The selecting module is used for selecting the nodes with the similarity exceeding a third threshold value to be added into the similar node set;
the invention selects the nodes with the similarity exceeding a third threshold value to join the similar node set. The higher the similarity, the more similar between papers, the more likely the same rule of reference is followed.
And the prediction module is used for fitting and predicting the number of times of reference in a second time period in the future of the first paper based on the number of times of reference in a third time period from the publication date to the publication date of the nodes in the similar node set, wherein the third time period = the first time period + the second time period.

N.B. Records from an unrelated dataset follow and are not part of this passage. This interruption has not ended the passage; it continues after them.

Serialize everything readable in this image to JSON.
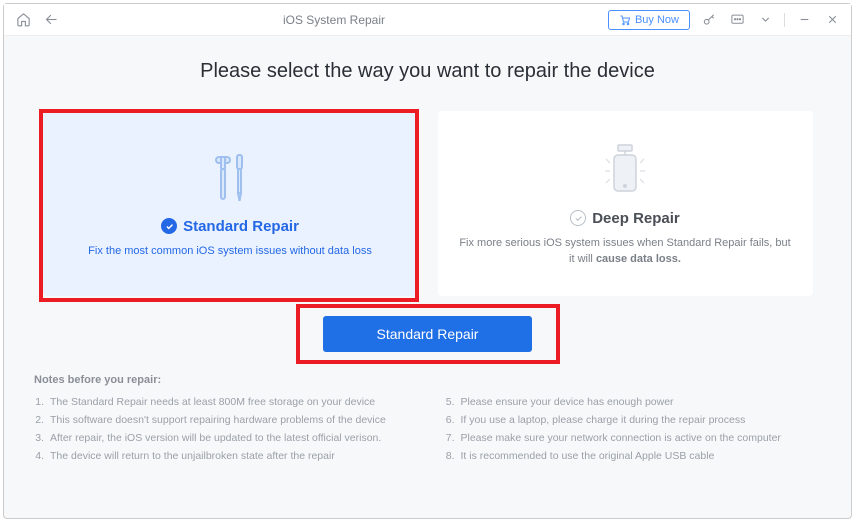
{
  "titlebar": {
    "title": "iOS System Repair",
    "buy_label": "Buy Now"
  },
  "page_title": "Please select the way you want to repair the device",
  "standard_card": {
    "title": "Standard Repair",
    "desc": "Fix the most common iOS system issues without data loss"
  },
  "deep_card": {
    "title": "Deep Repair",
    "desc_pre": "Fix more serious iOS system issues when Standard Repair fails, but it will ",
    "desc_bold": "cause data loss."
  },
  "action_button": "Standard Repair",
  "notes_title": "Notes before you repair:",
  "notes": {
    "n1": "The Standard Repair needs at least 800M free storage on your device",
    "n2": "This software doesn't support repairing hardware problems of the device",
    "n3": "After repair, the iOS version will be updated to the latest official verison.",
    "n4": "The device will return to the unjailbroken state after the repair",
    "n5": "Please ensure your device has enough power",
    "n6": "If you use a laptop, please charge it during the repair process",
    "n7": "Please make sure your network connection is active on the computer",
    "n8": "It is recommended to use the original Apple USB cable"
  }
}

The invention predicts the citation times in the future second time period, and the core of the prediction is that the citation rules of the papers considered to be similar are approximately the same. The reference times of the nodes in the similar node set in the third time period are the actual reference times of the similar nodes in the third time period from the publication date to the publication date. Therefore, the method carries out fitting prediction on the number of times of citation of the first paper based on the law of development of the number of times of citation of the similar paper in the third time period. The specific prediction method is not limited herein, and any conventional data prediction method may be used.
The growth degree calculation module is used for acquiring a paper published in a third time period as a second paper, wherein the third time period = the first time period + the second time period; calculating the increased length of the number of times of reference of the first paper and the second paper;
the invention also selects a second paper published in a third time period = first time period + second time period, e.g. the third time period is 3 years, the first time period is 1 year and the second time period is 2 years. That is, the publication time of the first paper is shorter than the publication time of the second paper, but the publication time of the second paper is not so long. The second paper invented in the third time period is a paper excluding the first paper.

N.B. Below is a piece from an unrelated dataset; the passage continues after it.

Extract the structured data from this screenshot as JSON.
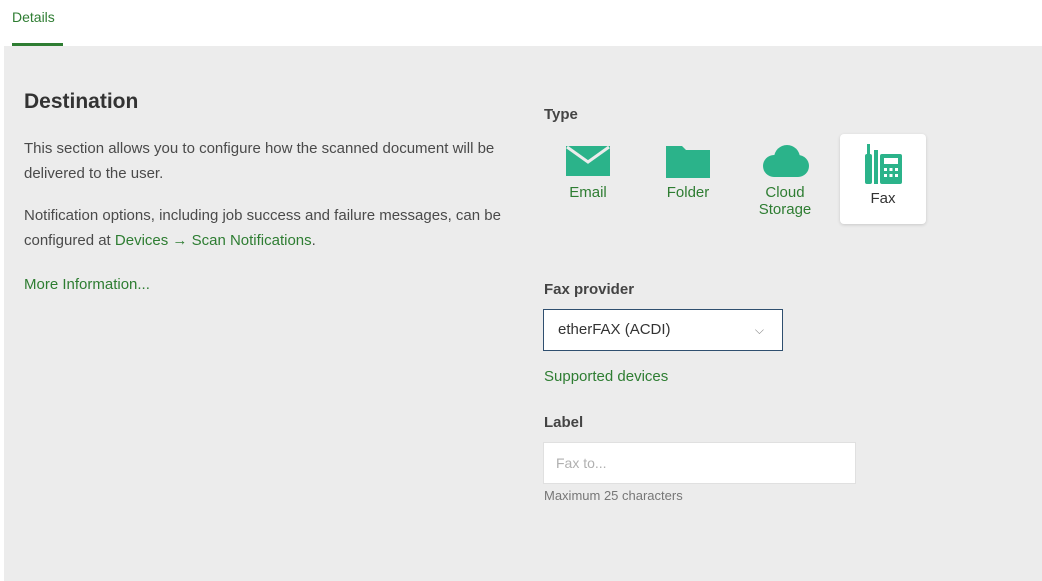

For a paper, although the more times a paper is referenced, the more important the paper is in general. But with the progress of technology, the probability of being referred again in the papers with a high number of citations in the early year may be reduced, and correspondingly, for the papers published in a short time, even if the total number of citations of the papers is not high, if the total number of citations of the papers is increased in the recent period, the papers are stated to be active in the recent period, and the papers are also important, especially in the recent process of citing the papers, the probability of being referred is high. Therefore, the invention calculates the increasing length of the number of citations of the first paper and the second paper so as to select the paper with short departure schedule and strong recent attention. For the thesis node i, the increase degree of the reference times is specifically as follows:
Figure 869186DEST_PATH_IMAGE082
wherein the content of the first and second substances,
Figure 760787DEST_PATH_IMAGE083
for the number of citations in the j period from the publication time, j is in units of years, wherein,
Figure DEST_PATH_IMAGE111
for the first paper, T is the third time period, and for the second paper, T is the time difference between the publication time and the recommendation time of the paper. Since the first paper includes the predicted number of references, therefore,
Figure 709151DEST_PATH_IMAGE083
the number of citations of the papers can be actual citations of the papers or predicted citations of the papers.
And the final quotation recommendation set generating module is used for adding the papers with the quotation frequency increasing degree larger than a fourth threshold value into the candidate quotation recommendation set to obtain a final quotation recommendation set, and recommending the papers in the quotation recommendation set to the user as the quotations of the newly-built papers.
According to the invention, the paper with the increased length of the citation times larger than the fourth threshold is added into the candidate quotation recommendation set to obtain the final quotation recommendation set, so that the problem that the invented paper cannot be strongly recommended in a short period is avoided, and comprehensive and accurate quotation recommendation is realized. Therefore, after the final quotation recommendation set is obtained, the quotation in the recommended quotation recommendation set is returned to the user and used as the quotation of the newly-built paper.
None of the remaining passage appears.